Methods: In a retrospective analysis, we performed polymerase-chain-reaction assays for BK virus DNA in plasma samples from 9 renal-allograft recipients with BK virus nephropathy; 41 renal-allograft recipients who did not have signs of nephropathy, 16 of whom had decoy cells in the urine; and as immunocompromised controls, 17 patients who had human immunodeficiency virus type 1 (HIV-1) infection (stage C3 according to the classification of the Centers for Disease Control and Prevention) and who had not undergone transplantation.

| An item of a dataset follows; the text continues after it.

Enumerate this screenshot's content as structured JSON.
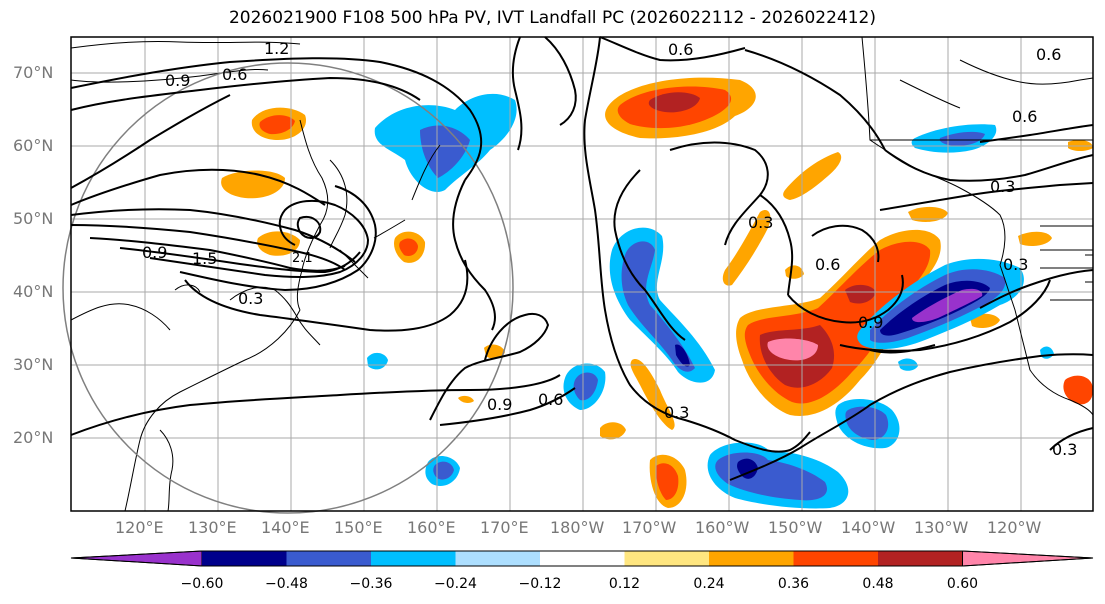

Results: In all nine patients with BK virus nephropathy, BK virus DNA was detected in the plasma at the time of the initial histologic diagnosis (a mean [+/-SD] of 46+/-28 weeks after transplantation) and during the course of histologically diagnosed, persistent BK virus disease. In three of the six patients with nephropathy who were studied serially after transplantation, BK virus DNA was initially undetectable but was detected 16 to 33 weeks before nephropathy became clinically evident and was confirmed by biopsy. Tests for BK virus DNA in plasma became negative and the nephropathy resolved after the doses of immunosuppressive drugs were decreased in two patients and after removal of the renal allograft in three patients. BK virus DNA was found in the plasma of only 2 of the 41 renal-allograft recipients who had no signs of nephropathy and in none of the patients with HIV-1 infection.
Conclusions: Testing for BK virus DNA in plasma from renal-allograft recipients with use of the polymerase chain reaction is a sensitive and specific method for identifying viral nephropathy.